DOCTOR'S VIEW ARCHIVE
Reports From National Arthritis Meeting 2003
Perspectives of Interest On Arthritis Drugs & New Medications From 2003 Annual Scientific Meeting Of The American College of Rheumatology.
Scientists throughout the world are studying many promising areas of new treatment approaches for arthritis and rheumatic diseases. These areas include monoclonal antibody therapy that is directed against a special inflammation factor called the tumor necrosis factor (TNFalpha) (as described below regarding Remicade and Enbrel), and new TNF human antibodies. Also, new non-steroidal antiinflammatory drugs (NSAIDs), with mechanisms of action that are different from current drugs, are on the horizon. Genetic research and engineering are also likely to bring forth many new avenues of earlier diagnosis and treatment in the near future.
Below are perspectives on key research reports presented at the recent national meeting of the American College of Rheumatology:
Remicade (infliximab) is an antibody that blocks the effects of tumor necrosis factor alpha (TNF-alpha). TNF-alpha is a substance made by cells of the body that has an important role in promoting inflammation. TNF promotes the inflammation and its associated fever and signs (pain, tenderness, and swelling) in several inflammatory conditions, including rheumatoid arthritis. By blocking the action of TNF-alpha, infliximab reduces the signs and symptoms of inflammation and stops the progression of joint damage. Remicade is used to treat rheumatoid arthritis, Crohn's disease, and other serious forms of inflammation such as uveitis, psoriatic arthritis, and ankylosing spondylitis. Remicade is given by intravenous infusion over approximately 2 hours, usually every 4-8 weeks.

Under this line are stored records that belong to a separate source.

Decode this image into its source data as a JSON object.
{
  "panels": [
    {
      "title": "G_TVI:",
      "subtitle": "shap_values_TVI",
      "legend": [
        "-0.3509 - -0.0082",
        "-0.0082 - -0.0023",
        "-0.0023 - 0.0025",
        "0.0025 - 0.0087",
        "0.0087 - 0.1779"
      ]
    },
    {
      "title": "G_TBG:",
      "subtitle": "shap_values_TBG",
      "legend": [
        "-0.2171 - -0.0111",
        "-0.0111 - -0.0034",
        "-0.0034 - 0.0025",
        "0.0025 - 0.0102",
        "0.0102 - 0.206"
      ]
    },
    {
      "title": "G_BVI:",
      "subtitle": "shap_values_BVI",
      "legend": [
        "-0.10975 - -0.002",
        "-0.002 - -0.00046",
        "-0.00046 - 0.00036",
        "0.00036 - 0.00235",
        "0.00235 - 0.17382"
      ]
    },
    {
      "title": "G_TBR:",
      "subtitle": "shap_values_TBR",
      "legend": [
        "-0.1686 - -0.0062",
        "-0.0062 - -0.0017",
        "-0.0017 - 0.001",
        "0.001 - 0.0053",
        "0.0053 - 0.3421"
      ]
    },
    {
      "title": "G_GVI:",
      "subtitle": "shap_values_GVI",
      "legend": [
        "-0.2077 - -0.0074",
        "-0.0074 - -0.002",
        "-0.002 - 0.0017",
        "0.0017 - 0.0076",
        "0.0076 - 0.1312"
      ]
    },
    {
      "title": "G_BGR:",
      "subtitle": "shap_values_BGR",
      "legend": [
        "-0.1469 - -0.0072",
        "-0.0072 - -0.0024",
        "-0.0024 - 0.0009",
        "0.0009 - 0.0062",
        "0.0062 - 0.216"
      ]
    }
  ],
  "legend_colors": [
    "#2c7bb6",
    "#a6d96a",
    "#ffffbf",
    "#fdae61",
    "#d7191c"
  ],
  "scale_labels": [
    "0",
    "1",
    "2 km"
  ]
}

British researchers found that Remicade infusions could be safely administered at faster rates after the first 4 infusions if no reactions were noted in the first infusions. They also noted that stopping and restarting Remicade as a treatment did not result in any increase in toxicity.
Dr. Shiel's Perspective: Exciting news for patients already using Remicade. It appears that they may not require the usual 2 hour rate of infusion after taking 4 doses of Remicade without side effects. Theoretically, Remicade might have the potential to cause sensitization. So that if Remicade were stopped and restarted at a much later date, there could be an increased chance of allergic reaction. However according to this research, if, for whatever reason, Remicade treatment is interrupted, resumption of the drug at a later time does not come with an increased chance for an infusion reaction!
Researchers from the United Kingdom reported that patients whose rheumatoid arthritis is not controlled with Remicade can respond successfully to Enbrel.
Dr. Shiel's Perspective: Well, this is very interesting. Since both Remicade and Enbrel block TNF as a key method of action, one might expect that switching from one drug to the other might not be effective. Wrong. The researchers point out that the reason for the benefit from switching might be related to the fact that they do differ slightly in their targets (Remicade binds to both a soluble form of TNF-alpha and to TNF-alpha bound to membranes of cells, while Enbrel binds to soluble TNF-alpha and to another chemical messenger lymphotoxin-alpha). Big words! They simply mean that if one fails on one TNF-blocking drug, it is rational to try another.
Dr. Shiel's Perspective: Actually, rheumatologist have been using the drug for these patients for some time because of other preliminary positive reports in these conditions. It is good to have the support of this further long-term follow-up research.
Remicade was effective in treating sarcoidosis of the lungs and its accompanying toxic levels of calcium.
Dr. Shiel's Perspective: Other reports of Remicade treatment of sarcoidosis are supported by this report. Remicade seems to have beneficial effects in many diseases that feature microscopic areas of tissue inflammation called granulomas. These diseases include Crohn's disease, Wegener's granulomatosis, and sarcoidosis.